TRANSCRIPTION RESULTS")
print("="*70)
df = display_results(aligned_result, show_words=False)
export_results(aligned_result)
else:
df = None
return aligned_result, df
# Example 1: Process pattern audio
# audio_path = download_sample_audio()
# consequence, df = process_audio_file(audio_path)
# Example 2: Show word-level particulars
# consequence, df = process_audio_file(audio_path)
# word_df = display_results(consequence, show_words=True)
# Example 3: Process your individual audio
# audio_path = "your_audio.wav" # or .mp3, .m4a, and so on.
# consequence, df = process_audio_file(audio_path)
# Example 4: Batch course of a number of information
# audio_files = ["audio1.mp3", "audio2.wav", "audio3.m4a"]
# outcomes = batch_process_files(audio_files)
# Example 5: Use a bigger mannequin for higher accuracy
# CONFIG["model_size"] = "large-v2"
# consequence, df = process_audio_file("audio.mp3")
print("n
Setup full! Uncomment examples above to run.")
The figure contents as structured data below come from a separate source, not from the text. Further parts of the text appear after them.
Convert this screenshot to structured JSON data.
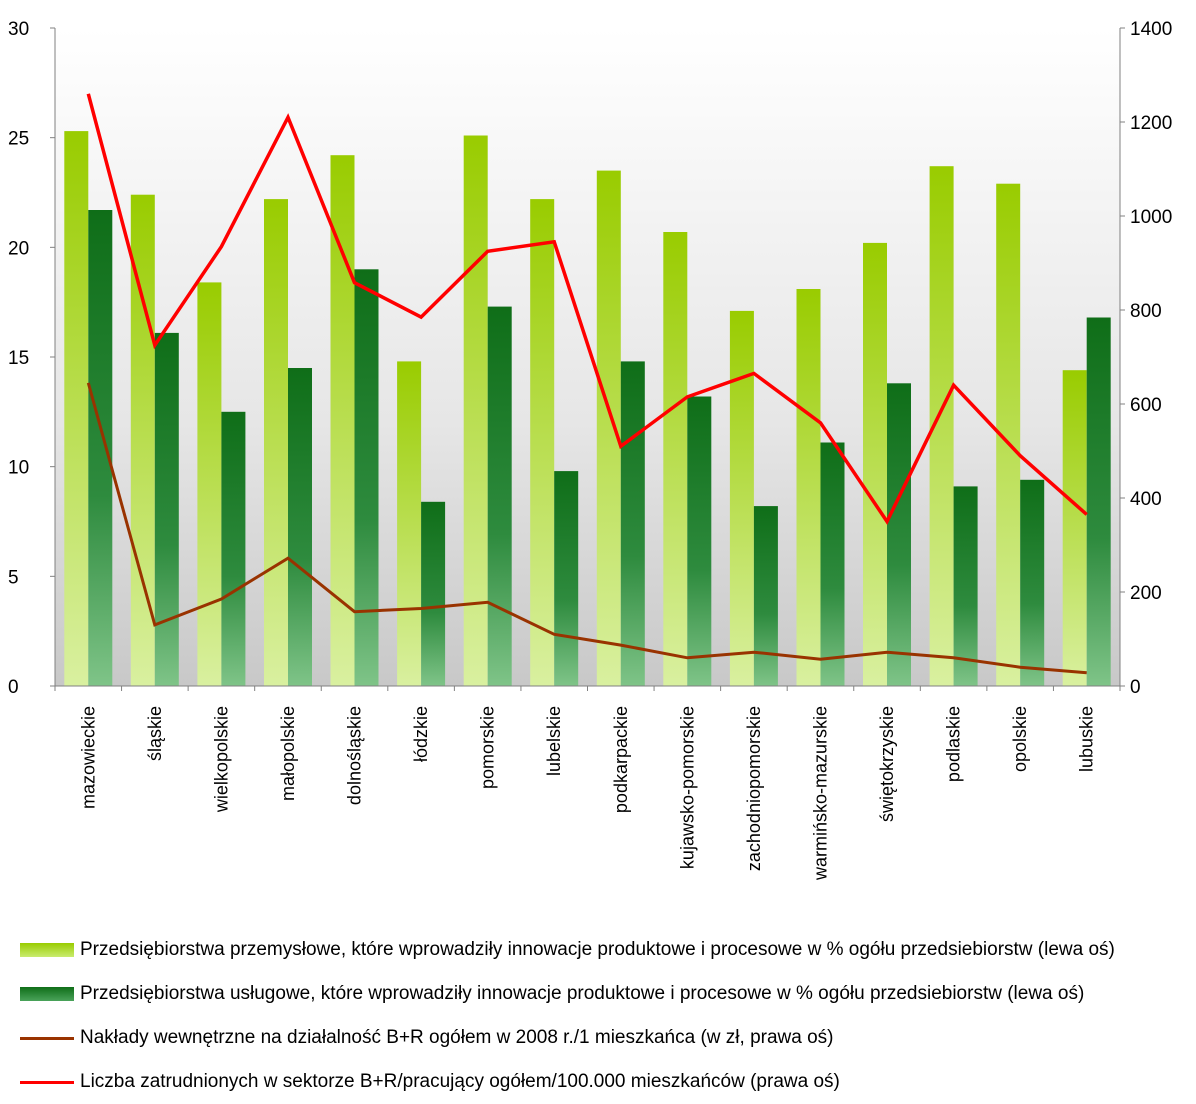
{
  "chart_data": {
    "type": "bar",
    "categories": [
      "mazowieckie",
      "śląskie",
      "wielkopolskie",
      "małopolskie",
      "dolnośląskie",
      "łódzkie",
      "pomorskie",
      "lubelskie",
      "podkarpackie",
      "kujawsko-pomorskie",
      "zachodniopomorskie",
      "warmińsko-mazurskie",
      "świętokrzyskie",
      "podlaskie",
      "opolskie",
      "lubuskie"
    ],
    "left_axis": {
      "min": 0,
      "max": 30,
      "ticks": [
        "0",
        "5",
        "10",
        "15",
        "20",
        "25",
        "30"
      ]
    },
    "right_axis": {
      "min": 0,
      "max": 1400,
      "ticks": [
        "0",
        "200",
        "400",
        "600",
        "800",
        "1000",
        "1200",
        "1400"
      ]
    },
    "series": [
      {
        "name": "Przedsiębiorstwa przemysłowe, które wprowadziły innowacje produktowe i procesowe w % ogółu przedsiebiorstw (lewa oś)",
        "kind": "bar",
        "axis": "left",
        "color": "#99cc00",
        "values": [
          25.3,
          22.4,
          18.4,
          22.2,
          24.2,
          14.8,
          25.1,
          22.2,
          23.5,
          20.7,
          17.1,
          18.1,
          20.2,
          23.7,
          22.9,
          14.4
        ]
      },
      {
        "name": "Przedsiębiorstwa usługowe, które wprowadziły innowacje produktowe i procesowe w % ogółu przedsiebiorstw (lewa oś)",
        "kind": "bar",
        "axis": "left",
        "color": "#1a7f1a",
        "values": [
          21.7,
          16.1,
          12.5,
          14.5,
          19.0,
          8.4,
          17.3,
          9.8,
          14.8,
          13.2,
          8.2,
          11.1,
          13.8,
          9.1,
          9.4,
          16.8
        ]
      },
      {
        "name": "Nakłady wewnętrzne na działalność B+R ogółem w 2008 r./1 mieszkańca (w zł, prawa oś)",
        "kind": "line",
        "axis": "right",
        "color": "#993300",
        "values": [
          645,
          130,
          185,
          272,
          158,
          165,
          178,
          110,
          87,
          60,
          72,
          57,
          72,
          60,
          40,
          28
        ]
      },
      {
        "name": "Liczba zatrudnionych w sektorze B+R/pracujący ogółem/100.000 mieszkańców (prawa oś)",
        "kind": "line",
        "axis": "right",
        "color": "#ff0000",
        "values": [
          1260,
          725,
          935,
          1210,
          858,
          785,
          925,
          945,
          510,
          615,
          665,
          560,
          350,
          640,
          490,
          365
        ]
      }
    ],
    "legend_position": "bottom",
    "grid": false
  }
}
We run the total WhisperX pipeline end-to-end, loading the audio, transcribing it, and aligning it for word-level timestamps. When enabled, we analyze stats, extract key phrases, render a clear outcomes desk, and export every little thing to a number of codecs, prepared for actual use.
In conclusion, we constructed an entire WhisperX pipeline that not solely transcribes audio but additionally aligns it with exact word-level timestamps. We export the ends in a number of codecs, course of information in batches, and analyze patterns to make the output extra significant. With this, we now have a versatile, ready-to-use workflow for transcription and audio evaluation on Colab, and we’re prepared to lengthen it additional into real-world tasks.
Check out the FULL CODES here. Feel free to take a look at our GitHub Page for Tutorials, Codes and Notebooks. Also, be happy to observe us on Twitter and don’t neglect to be part of our 100k+ ML SubReddit and Subscribe to our Newsletter. Wait! are you on telegram? now you can join us on telegram as well.
The publish How to Build an Advanced Voice AI Pipeline with WhisperX for Transcription, Alignment, Analysis, and Export? appeared first on MarkTechPost.